The parties had already reached an in principle agreement to reduce annual and long service leave and introduce an early retirement scheme. CPSU NSW assistant secretary Troy Wright said on Monday the mostly-tripartite negotiations "have broken down and run their course".
"Today was the UON's deadline for an agreement in principle to be made and no meaningful progress has been made for several weeks," Mr Wright said.
"The negotiations were initially about what employee-related savings could be found within the scope and powers of the agreement without making a variation.
"Once discussions moved on to what variations could be made to pursue further savings... no further agreement could be made between the NTEU and UON. The CPSU was willing to consider any options proposed, but the NTEU tabled their own non-negotiable measures that the university found unreasonable and counter-productive to the savings they were attempting to achieve."
UON required agreement from both unions to put its proposal to a staff vote.
The NTEU Newcastle branch put forward on August 5 a draft Memorandum of Understanding and its own draft variations.
It said management must satisfy the Expert Assessment Panel (EAP) that measures are proportional to the financial impact and necessary to avoid or minimise loss of job opportunities.
Its variations included that employees who might otherwise be stood down without pay as a result of COVID -19 are not stood down and that no staff member will be made forcibly redundant as a cost-cutting measure not connected to a reduction in work.
It also included that UON will allocate at least its full 2020 casual staffing budget up to September 30, 2021; that regularly employed casual staff who had reasonable expectation of future work will continue to be employed where there is work required to be performed; and that if there is a reduction in work that they have first order of preference to resume that work.
The CPSU's Mr Wright said the NTEU's "demands" were "naive and unrealistic".
Variations also covered termination payments, superannuation, close down days and fixed term contracts.
Professor Zelinsky wrote to the NTEU on August 7 saying "had the university been advised the NTEU would be pursuing these additional issues the negotiations would have taken a different course".
He said UON could not agree to many of the conditions, which he said "will impose a significant additional financial burden on the university".
He wrote directly to all staff on Monday, saying UON's proposal was estimated to save $12 to $15 million.
"Every million dollars equates to eight professional staff jobs or five academic staff jobs," he wrote.

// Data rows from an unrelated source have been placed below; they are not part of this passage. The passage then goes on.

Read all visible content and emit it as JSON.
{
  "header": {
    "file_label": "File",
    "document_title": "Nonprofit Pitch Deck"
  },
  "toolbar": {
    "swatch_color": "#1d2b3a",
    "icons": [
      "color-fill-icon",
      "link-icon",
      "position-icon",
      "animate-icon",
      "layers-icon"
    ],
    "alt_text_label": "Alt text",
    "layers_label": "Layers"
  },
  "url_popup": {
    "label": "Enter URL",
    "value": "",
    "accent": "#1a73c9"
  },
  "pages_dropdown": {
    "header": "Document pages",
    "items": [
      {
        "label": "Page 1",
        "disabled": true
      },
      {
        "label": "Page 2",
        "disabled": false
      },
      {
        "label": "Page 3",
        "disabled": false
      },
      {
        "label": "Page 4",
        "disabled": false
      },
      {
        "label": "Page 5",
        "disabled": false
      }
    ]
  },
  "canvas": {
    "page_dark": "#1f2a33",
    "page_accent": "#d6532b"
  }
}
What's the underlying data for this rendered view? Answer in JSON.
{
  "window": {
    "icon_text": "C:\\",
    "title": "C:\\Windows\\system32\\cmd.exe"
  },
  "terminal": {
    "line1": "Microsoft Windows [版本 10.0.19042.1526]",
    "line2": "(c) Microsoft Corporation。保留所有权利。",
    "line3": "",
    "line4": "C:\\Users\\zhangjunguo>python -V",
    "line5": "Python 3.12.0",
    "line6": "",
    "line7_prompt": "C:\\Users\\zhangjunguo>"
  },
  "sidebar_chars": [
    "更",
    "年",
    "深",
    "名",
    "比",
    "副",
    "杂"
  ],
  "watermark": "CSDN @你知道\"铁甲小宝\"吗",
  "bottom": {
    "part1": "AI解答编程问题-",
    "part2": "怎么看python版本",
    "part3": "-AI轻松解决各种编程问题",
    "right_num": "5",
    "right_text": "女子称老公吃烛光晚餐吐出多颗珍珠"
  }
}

"Given the scale of savings required, it is not possible to guarantee that no jobs will be lost over the next 12-18 months. However, if staff agree to the proposed salary measures, this will mean up to 120 jobs will be saved, depending on the mix of academic, teaching, and professional staff."

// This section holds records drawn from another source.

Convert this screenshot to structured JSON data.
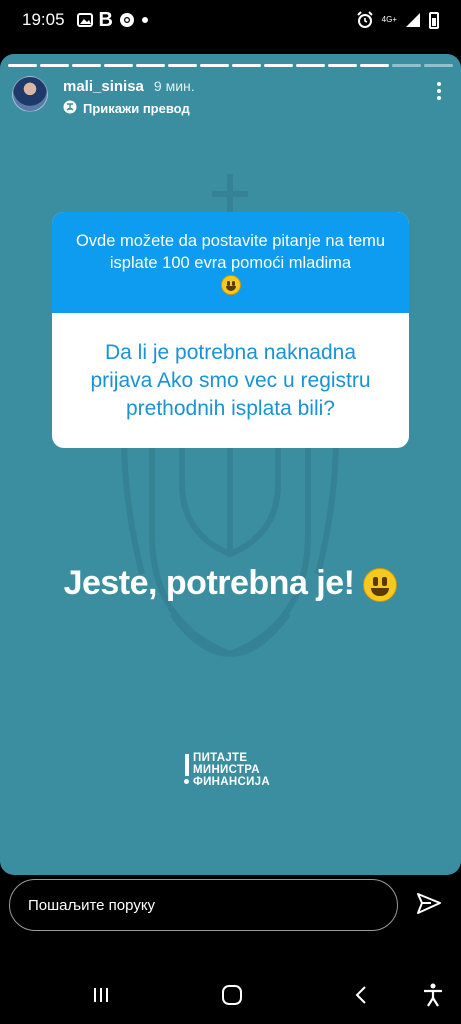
{
  "status_bar": {
    "time": "19:05",
    "left_icons": [
      "gallery-icon",
      "b-app-icon",
      "chrome-icon",
      "notification-dot"
    ],
    "right_icons": [
      "alarm-icon",
      "network-4g-icon",
      "signal-icon",
      "battery-icon"
    ],
    "b_glyph": "B",
    "network_label": "4G+"
  },
  "story": {
    "background_color": "#3a8ea0",
    "progress_segments_total": 14,
    "progress_segments_completed": 12,
    "username": "mali_sinisa",
    "posted_time": "9 мин.",
    "translate_label": "Прикажи превод",
    "question_card": {
      "prompt": "Ovde možete da postavite pitanje na temu isplate 100 evra pomoći mladima",
      "answer": "Da li je potrebna naknadna prijava Ako smo vec u registru prethodnih isplata bili?",
      "header_color": "#0d9cf0",
      "answer_color": "#1a92d6"
    },
    "reply_text": "Jeste, potrebna je!",
    "brand_lines": [
      "ПИТАЈТЕ",
      "МИНИСТРА",
      "ФИНАНСИЈА"
    ]
  },
  "reply_bar": {
    "placeholder": "Пошаљите поруку"
  },
  "nav_bar": {
    "buttons": [
      "recents-icon",
      "home-icon",
      "back-icon",
      "accessibility-icon"
    ]
  }
}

NTEU Newcastle branch president Dan Conway replied on Monday.
"We remain ready to meet with management and work towards equitable variations," he wrote.

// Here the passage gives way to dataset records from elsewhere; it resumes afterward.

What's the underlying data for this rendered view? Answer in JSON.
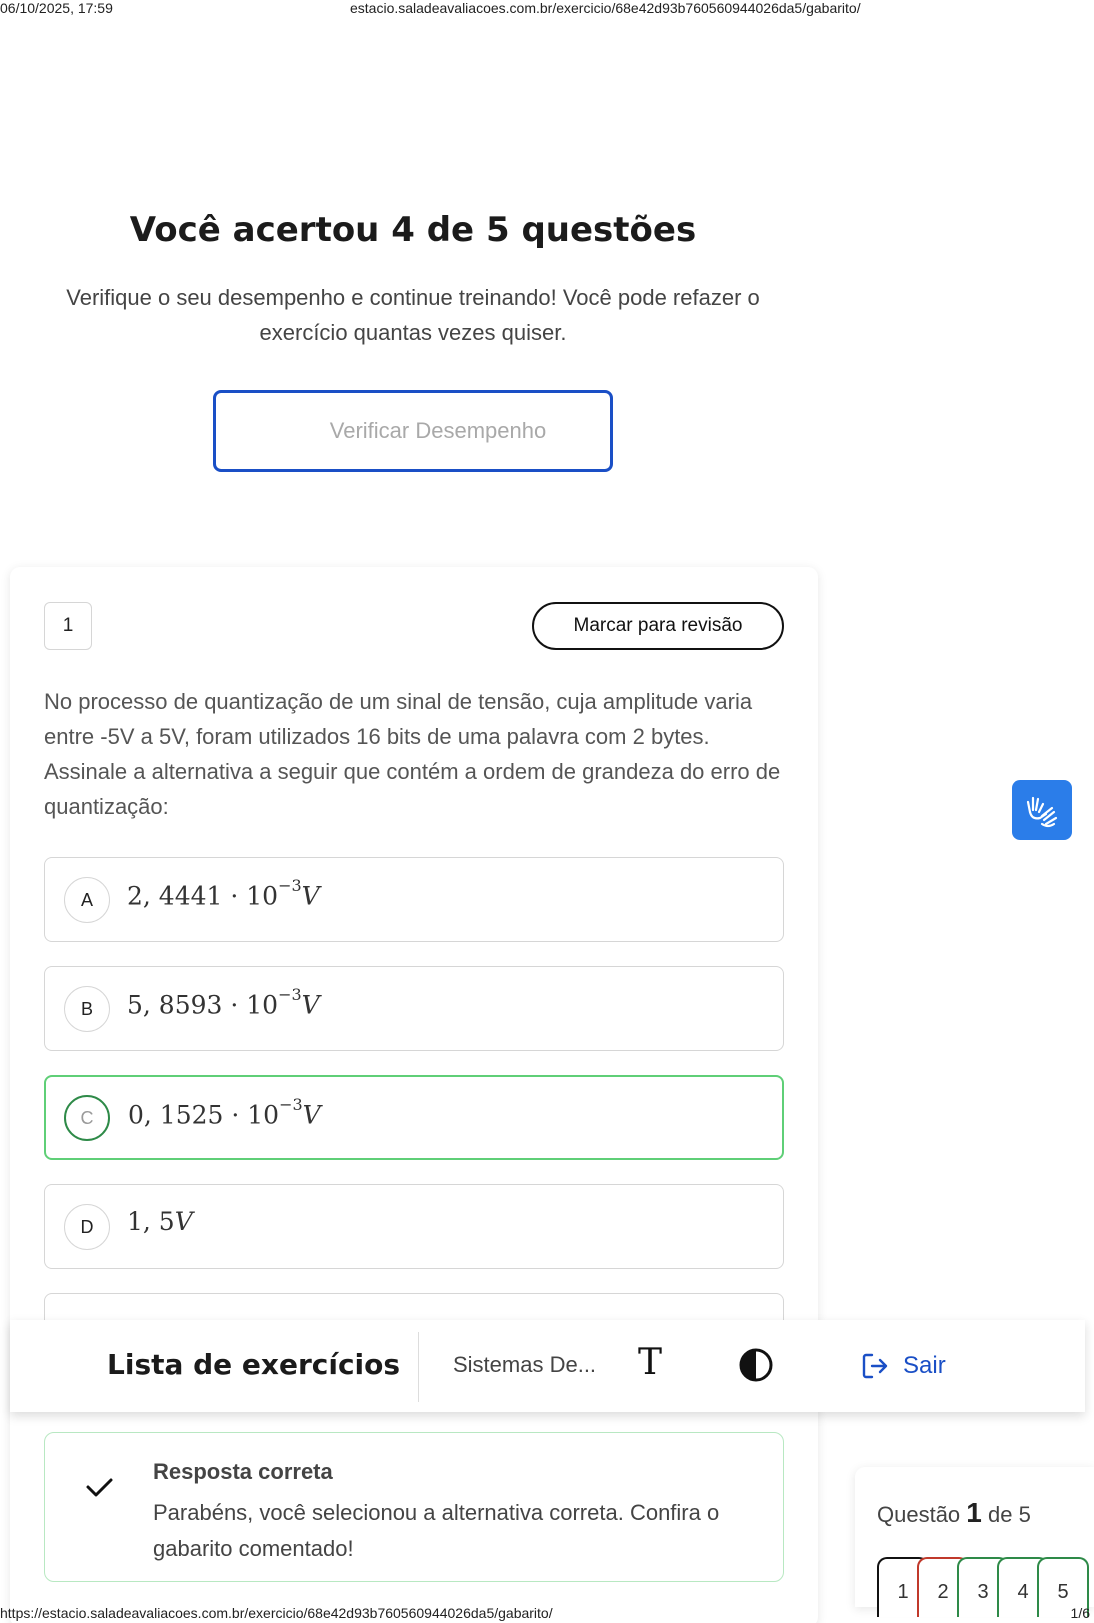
{
  "print": {
    "date": "06/10/2025, 17:59",
    "header_url": "estacio.saladeavaliacoes.com.br/exercicio/68e42d93b760560944026da5/gabarito/",
    "footer_url": "https://estacio.saladeavaliacoes.com.br/exercicio/68e42d93b760560944026da5/gabarito/",
    "page": "1/6"
  },
  "hero": {
    "title": "Você acertou 4 de 5 questões",
    "subtitle": "Verifique o seu desempenho e continue treinando! Você pode refazer o exercício quantas vezes quiser.",
    "verify_label": "Verificar Desempenho",
    "accent": "#1a4fc6"
  },
  "question": {
    "number": "1",
    "review_label": "Marcar para revisão",
    "statement": "No processo de quantização de um sinal de tensão, cuja amplitude varia entre -5V a 5V, foram utilizados 16 bits de uma palavra com 2 bytes. Assinale a alternativa a seguir que contém a ordem de grandeza do erro de quantização:",
    "options": [
      {
        "letter": "A",
        "mantissa": "2, 4441 · 10",
        "exp": "−3",
        "unit": "V",
        "correct": false
      },
      {
        "letter": "B",
        "mantissa": "5, 8593 · 10",
        "exp": "−3",
        "unit": "V",
        "correct": false
      },
      {
        "letter": "C",
        "mantissa": "0, 1525 · 10",
        "exp": "−3",
        "unit": "V",
        "correct": true
      },
      {
        "letter": "D",
        "mantissa": "1, 5",
        "exp": "",
        "unit": "V",
        "correct": false
      }
    ],
    "correct_color": "#5fcf77"
  },
  "feedback": {
    "title": "Resposta correta",
    "message": "Parabéns, você selecionou a alternativa correta. Confira o gabarito comentado!"
  },
  "toolbar": {
    "list_title": "Lista de exercícios",
    "subject": "Sistemas De...",
    "font_icon": "T",
    "exit_label": "Sair"
  },
  "nav": {
    "prefix": "Questão",
    "current": "1",
    "suffix": "de 5",
    "buttons": [
      "1",
      "2",
      "3",
      "4",
      "5"
    ]
  },
  "icons": {
    "accessibility": "sign-language-hands-icon",
    "contrast": "contrast-icon",
    "exit": "logout-icon",
    "check": "check-icon"
  }
}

"However our members and staff are not prepared to give up pay and conditions on a vague and completely unenforceable claim that it may secure 120 positions. They require real security over the next period."
He said in a separate statement UON's faculty restructure "leaves the NTEU concerned that job losses are inevitable".
A spokeswoman for UON said it was "committed to minimising the financial impacts of the COVID-19 pandemic on our staff and students".
"Like many in the tertiary sector, we cannot avoid financial impacts entirely and have been negotiating with the NTEU and CPSU on savings measures.
"We have maintained that there would be some job losses because of the COVID-19 impacts.
"The negotiations with the unions are an attempt to minimise these."